The senate legal and constitutional affairs committee is currently considering the Abbot government Bill suggesting the closing of the Office of the Australian Information Commissioner from January 1, 2015. You can read my full submission here.

This is my cover letter.

Re: Inquiry into the Freedom of Information Amendment (New Arrangements) Bill 2014

I write this in response to the Senate inquiry into the above Bill.

I strongly endorse the sentiment of several of the published submissions, in particular the one by Associate Professor Moira Paterson. Abolishing the Office of the Australian Information Commissioner winds the clock back to 2007 before the reforms of the Commonwealth Freedom of Information Act 1982. Most of the changes and good work increasing independent access to federal government held information would be lost. It is a major retrograde step.

Both A/Prof Paterson and I advised on the FOI reforms during 2008-2010. It was an exciting time as Australia was finally, at least in part, catching up with the access to information changes taking place globally. The 2010 amendments to the federal FOI Act and the establishment of the OAIC brought it significantly closer to international best practice on access to public sector information (PSI).

The establishment of the OAIC was the single most important reform. It finally brought together FOI and privacy (which, in my view, are two sides of the same coin) and gave the Commonwealth a real champion for FOI and made FOI appeals affordable. The OAIC is by no means perfect, but it was a good start and there is evidence (see article below) it had started to make inroads into its most important mission – changing the culture in Commonwealth departments and agencies from one of secrecy and obstruction of access to information to one of pro-active disclosure of information.

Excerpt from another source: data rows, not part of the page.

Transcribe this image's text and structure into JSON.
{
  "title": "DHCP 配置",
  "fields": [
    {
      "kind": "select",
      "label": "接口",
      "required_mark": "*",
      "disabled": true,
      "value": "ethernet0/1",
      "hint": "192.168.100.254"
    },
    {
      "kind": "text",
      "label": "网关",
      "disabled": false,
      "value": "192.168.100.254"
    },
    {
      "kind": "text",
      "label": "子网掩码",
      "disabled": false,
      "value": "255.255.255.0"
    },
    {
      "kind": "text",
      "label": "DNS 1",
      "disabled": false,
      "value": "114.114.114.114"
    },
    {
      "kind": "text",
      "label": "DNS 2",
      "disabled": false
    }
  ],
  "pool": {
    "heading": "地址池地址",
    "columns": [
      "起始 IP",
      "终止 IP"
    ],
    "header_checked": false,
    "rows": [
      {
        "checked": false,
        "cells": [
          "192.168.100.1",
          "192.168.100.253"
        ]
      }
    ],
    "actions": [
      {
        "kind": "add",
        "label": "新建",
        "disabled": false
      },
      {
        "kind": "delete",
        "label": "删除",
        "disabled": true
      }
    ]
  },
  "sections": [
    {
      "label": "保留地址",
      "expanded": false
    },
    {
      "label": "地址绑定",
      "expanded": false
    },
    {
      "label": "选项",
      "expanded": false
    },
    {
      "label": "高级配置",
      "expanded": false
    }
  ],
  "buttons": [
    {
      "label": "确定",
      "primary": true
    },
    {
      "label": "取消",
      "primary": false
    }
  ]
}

Abolishing the OAIC will undo most of this hard work and again make FOI more expensive and cumbersome to use from a user’s perspective. It will also wind back what in essence is a win-win situation. A well functioning FOI system is a trust building tool between the government and the public. By facilitating access to information a government demonstrates it trusts the citizens with the un-spun information they need to take part in the political process in a meaningful way. To juxtapose this with the savings claimed by the current government created by passing this Bill is cynical and in the long term democratically counter productive.

I have conducted internationally comparative research into FOI practical functionality for the last 13 years. In my experience this Bill harms not only the usability of federal FOI in Australia, but undermines the current federal government’s claims of being accountable and transparent.

I submit, below, to the Senate inquiry my latest research comparing a generation one FOI system, Victoria, with the reformed Commonwealth system. As pointed out below, international experience shows that abolishing bodies such as the OAIC will bring the functionality of federal FOI closer to the first generation FOI systems. This would bring Australia, yet again, out of step with international best practice on access to public sector information. This would truly be a pity.